No one would accuse Carl Levin of looking like Hollywood’s version of a U.S. Senator. He’s pudgy, balding and occasionally rumpled, and he constantly wears his glasses at the very tip of his nose. Still, the Michigan Democrat has gain respect from both parties for his http://www.greenthumbferndale.com/attention to detail and deep knowledge of policy, especially in his role as a vigilant monitor of businesses and federal agencies. Another signature issue is protecting Michigan’s precious and diverse natural environment. As co-chair of the Senate Great Lakes Task Force, he has fought to protect Michigan’s signature natural resource. His work has included support for Great Lakes harbors, which are vital to Michigan’s economy and the nation’s; work to increase funding for Great Lakes environmental restoration; and to preserve the natural, historical and cultural legacy of the lakes, including historic lighthouses. He has played a leading role in helping found the Thunder Bay National Marine Sanctuary and Keweenaw National Historic Park and in legislation to preserve Michigan wilderness areas.

Since joining the Senate, he has been a member the Armed Services Committee. From 2001 to 2003 and again from 2007 to the present, he has been the committee’s chairman. He has focused on taking care of the men and women of our military and their families, supporting much-needed pay raises and improvements in treatment and other policies for wounded warriors. He has led oversight efforts to improve efficiency and reduce cost overruns in expensive weapons programs. He opposed the resolution giving congressional authorization to the 2003 invasion of Iraq, offering an alternative resolution that would have given time for weapons inspectors to do their work. He supported military action to eliminate the al Qaeda threat in Afghanistan. He has consistently supported policies that would encourage Afghan leaders to take responsibility for their nation’s security.

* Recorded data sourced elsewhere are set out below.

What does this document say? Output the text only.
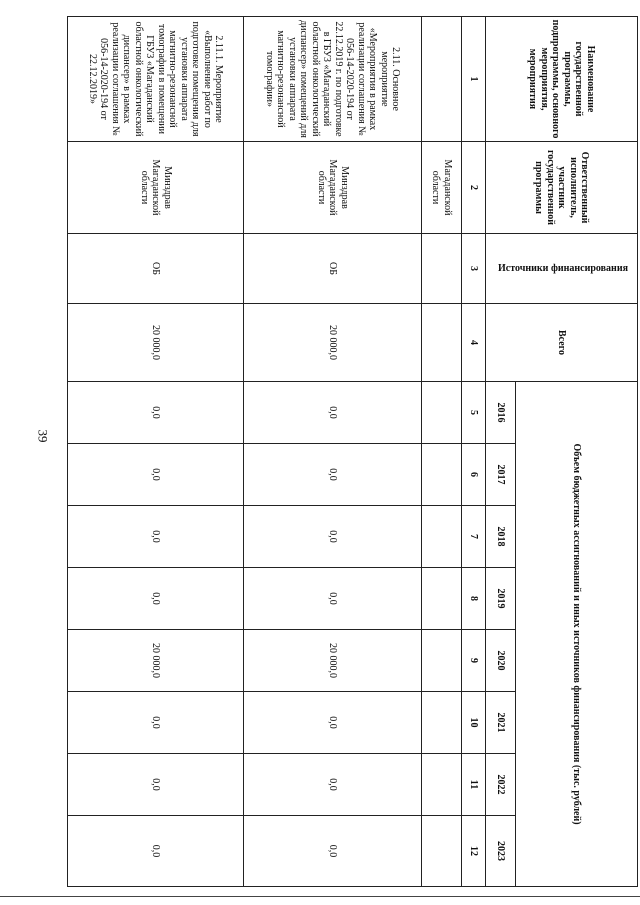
39
Наименование государственной программы, подпрограммы, основного мероприятия, мероприятия	Ответственный исполнитель, участник государственной программы	Источники финансирования	Всего	Объем бюджетных ассигнований и иных источников финансирования (тыс. рублей)							
				2016	2017	2018	2019	2020	2021	2022	2023
1	2	3	4	5	6	7	8	9	10	11	12
	Магаданской области										
2.11. Основное мероприятие «Мероприятия в рамках реализации соглашения № 056-14-2020-194 от 22.12.2019 г. по подготовке в ГБУЗ «Магаданский областной онкологический диспансер» помещений для установки аппарата магнитно-резонансной томографии»	Минздрав Магаданской области	ОБ	20 000,0	0,0	0,0	0,0	0,0	20 000,0	0,0	0,0	0,0
2.11.1. Мероприятие «Выполнение работ по подготовке помещения для установки аппарата магнитно-резонансной томографии в помещении ГБУЗ «Магаданский областной онкологический диспансер» в рамках реализации соглашения № 056-14-2020-194 от 22.12.2019»	Минздрав Магаданской области	ОБ	20 000,0	0,0	0,0	0,0	0,0	20 000,0	0,0	0,0	0,0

He’s honest to a fault, trustworthy, blunt, carries the torch for Michigan and the auto industry and has an impeccable political reputation. His legal background is evident in another thread that runs through his career: tough, vigilant oversight of powerful institutions in government and the private sector. He is chairman of the Senate Permanent 20130209goedert_thank_youSubcommittee on Investigations. He has led investigations of the 2008 financial crisis, abusive credit card practices, the Enron collapse, speculation in energy and food markets, abusive offshore tax havens and money laundering by corrupt foreign leaders. He established an investigative team on the Armed Services Committee that has probed treatment of detainees in U.S. military custody and abuses by security contractors in Afghanistan. Whether questioning Wall Street executives or top generals, he has earned what Congressional Quarterly called a reputation “for a tough, prosecutorial style of questioning witnesses at hearings that rarely, if ever, comes across as grandstanding.”

He married Barbara Halpern in 1961. They raised three daughters, Kate, Laura and Erica, and they spend as much time as they can with their six grandchildren.